The village was hung over. The sun slept in the street
like a dog, with no traffic. He shook Philo’s gate.
The sufferer was cured now. He walked very straight.
II
Those elbows like anchors, those huge cannonball fists
wriggled through the armholes of the tight lemon dress.
Helen helped him stuff the rags and align his breasts.
At first she had laughed, but then, with firm tenderness,
Achille explained that he and Philo had done this
every Boxing Day, and not because of Christmas,
but for something older; something that he had seen
in Africa, when his name had followed a swift,
where he had been his own father and his own son.
The sail of her bellying stomach seemed to him
to bear not only the curved child sailing in her
but Hector’s mound, and her hoarse, labouring rhythm
was a delivering wave.

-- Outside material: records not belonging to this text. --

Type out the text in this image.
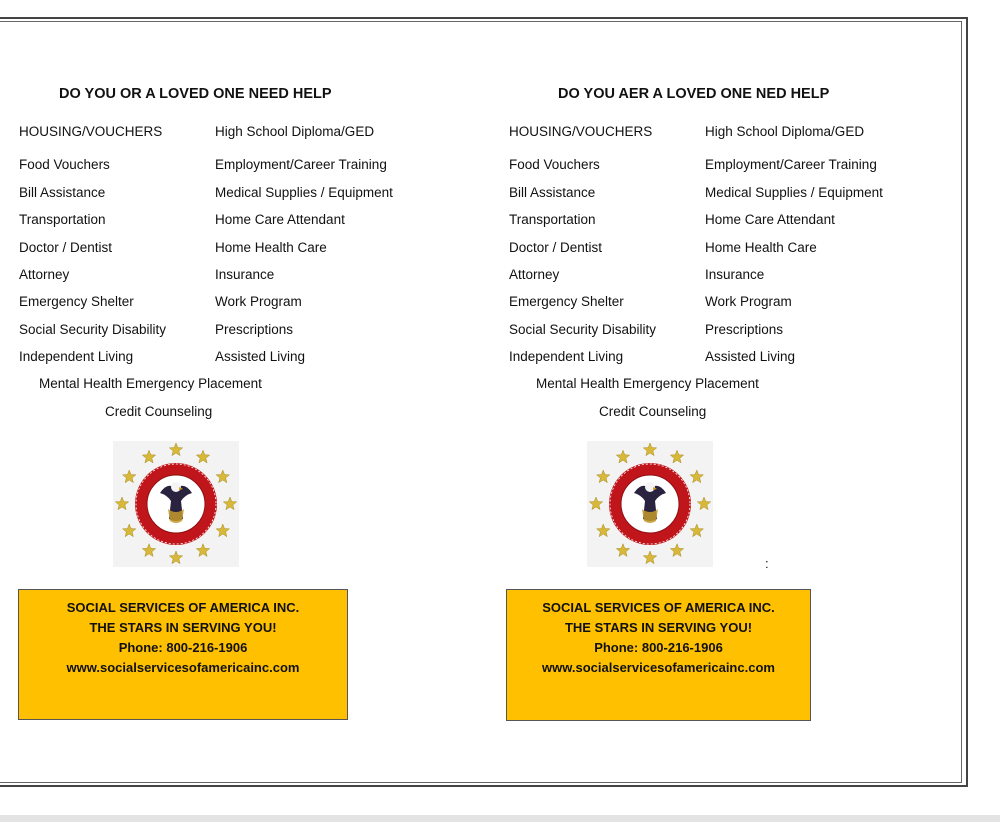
DO YOU OR A LOVED ONE NEED HELP
HOUSING/VOUCHERS
Food Vouchers
Bill Assistance
Transportation
Doctor / Dentist
Attorney
Emergency Shelter
Social Security Disability
Independent Living
High School Diploma/GED
Employment/Career Training
Medical Supplies / Equipment
Home Care Attendant
Home Health Care
Insurance
Work Program
Prescriptions
Assisted Living
Mental Health Emergency Placement
Credit Counseling
SOCIAL SERVICES OF AMERICA INC.
THE STARS IN SERVING YOU!
Phone: 800-216-1906
www.socialservicesofamericainc.com
DO YOU AER A LOVED ONE NED HELP
HOUSING/VOUCHERS
Food Vouchers
Bill Assistance
Transportation
Doctor / Dentist
Attorney
Emergency Shelter
Social Security Disability
Independent Living
High School Diploma/GED
Employment/Career Training
Medical Supplies / Equipment
Home Care Attendant
Home Health Care
Insurance
Work Program
Prescriptions
Assisted Living
Mental Health Emergency Placement
Credit Counseling
:
SOCIAL SERVICES OF AMERICA INC.
THE STARS IN SERVING YOU!
Phone: 800-216-1906
www.socialservicesofamericainc.com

There, in miniature,
the world was globed like a fruit, since its texture is
both acid and sweet like a golden pomme-Cythère,
the apple of Venus, and the Ville de Paris
that he had dived for once, in search of a treasure
that was kneeling right there, that had always been his.
She did not laugh anymore, but she helped him lift
the bamboo frame with its ribbons and spread them out
from the frame, and everything she did was serious.
She knelt at his feet and hooked the bells to the skirt.
Small circular mirrors necklaced the split bodice
that was too small for his chest, and their flashing lights
multiplied her face with the tears in their own eyes.